Stellar Magnitude / 1 / 2 / 3 / 4 / 5 / 6
Relative Brightness / 100 / 40 / 16 / 6.3 / 2.5 / 1

a. Find an equation that gives the relative brightness in terms of stellar magnitude.

b. Use this equation to find the relative brightness of a star with magnitude 9.

16.Find an exponential function to model the data and find the value of the model at x = 2.25.

x / y
1 / 7.20
2 / 3.20
3 / 1.45
4 / 0.66
5 / 0.30
6 / 0.13
7 / 0.06

17.Find a logarithmic function to model the data and find the value of the model at x = 15.

x / y
1 / 21.0
2 / 25.16
3 / 27.60
4 / 29.32
5 / 30.66
6 / 31.75
7 / 32.68

18.Find a logistic function to model the data and find the value of the model at x = 16.5.

x / y
5 / 121
10 / 125
15 / 128
20 / 131
35 / 133
30 / 134
35 / 135
40 / 135

Linearize the data according to the given model and find the linear regression equation. Then use the linear model to find a model for the original data.

19.quadratic

x / y
0 / 0
1 / 1
2 / 10
3 / 30
4 / 50
5 / 80
6 / 115
7 / 155

20.The hourly temperature at Portland, Oregon, on a particular day is recorded below.
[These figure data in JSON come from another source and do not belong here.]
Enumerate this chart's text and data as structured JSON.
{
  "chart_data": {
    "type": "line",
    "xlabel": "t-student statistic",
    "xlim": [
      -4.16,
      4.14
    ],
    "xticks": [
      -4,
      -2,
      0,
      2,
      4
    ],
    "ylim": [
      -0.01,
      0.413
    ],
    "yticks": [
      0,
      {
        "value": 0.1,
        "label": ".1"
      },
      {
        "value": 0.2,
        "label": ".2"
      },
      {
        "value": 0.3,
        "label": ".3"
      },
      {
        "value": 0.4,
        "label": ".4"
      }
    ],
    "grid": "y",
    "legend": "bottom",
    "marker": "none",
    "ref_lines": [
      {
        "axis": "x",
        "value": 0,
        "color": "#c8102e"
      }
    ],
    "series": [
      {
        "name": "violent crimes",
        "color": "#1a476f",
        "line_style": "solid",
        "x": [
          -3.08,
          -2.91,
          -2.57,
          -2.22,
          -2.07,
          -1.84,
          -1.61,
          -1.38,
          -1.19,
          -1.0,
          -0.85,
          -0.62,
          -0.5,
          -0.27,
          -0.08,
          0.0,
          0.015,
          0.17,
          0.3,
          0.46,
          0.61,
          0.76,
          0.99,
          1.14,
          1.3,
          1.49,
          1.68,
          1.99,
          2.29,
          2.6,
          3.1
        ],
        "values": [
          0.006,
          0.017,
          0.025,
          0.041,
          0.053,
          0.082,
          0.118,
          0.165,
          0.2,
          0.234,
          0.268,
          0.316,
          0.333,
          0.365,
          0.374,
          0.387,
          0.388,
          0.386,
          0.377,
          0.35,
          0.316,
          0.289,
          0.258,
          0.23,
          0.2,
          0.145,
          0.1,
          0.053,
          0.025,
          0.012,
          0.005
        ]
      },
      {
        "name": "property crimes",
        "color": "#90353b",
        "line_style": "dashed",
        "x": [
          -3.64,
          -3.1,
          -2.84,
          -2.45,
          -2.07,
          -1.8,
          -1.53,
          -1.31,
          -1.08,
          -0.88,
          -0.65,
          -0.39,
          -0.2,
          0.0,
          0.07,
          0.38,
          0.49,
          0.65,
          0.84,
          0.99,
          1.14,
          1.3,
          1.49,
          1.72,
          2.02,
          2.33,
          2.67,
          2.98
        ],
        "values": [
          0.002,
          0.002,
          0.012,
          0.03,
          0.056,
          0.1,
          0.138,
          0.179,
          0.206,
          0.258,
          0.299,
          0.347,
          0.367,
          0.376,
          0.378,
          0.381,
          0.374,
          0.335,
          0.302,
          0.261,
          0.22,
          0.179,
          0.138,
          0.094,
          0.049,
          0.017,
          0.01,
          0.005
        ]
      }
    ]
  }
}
1 A.M. / 2 / 3 / 4 / 5 / 6 / 7 / 8 / 9 / 10 / 11 / 12 Noon
46 / 44 / 43 / 41 / 40 / 40 / 41 / 43 / 46 / 52 / 65 / 69
1 P.M. / 2 / 3 / 4 / 5 / 6 / 7 / 8 / 9 / 10 / 11 / 12 Midnight
72 / 74 / 75 / 75 / 77 / 75 / 74 / 70 / 62 / 55 / 51 / 48

a. Find the amplitude of a sinusoidal function that models this temperature variation.

b. Find the vertical shift of a sinusoidal function that models this temperature variation.

c. What is the period of a sinusoidal function that models this temperature variation?

d. Use t = 0 at 5 P.M. to write a sinusoidal function that models this temp. variation.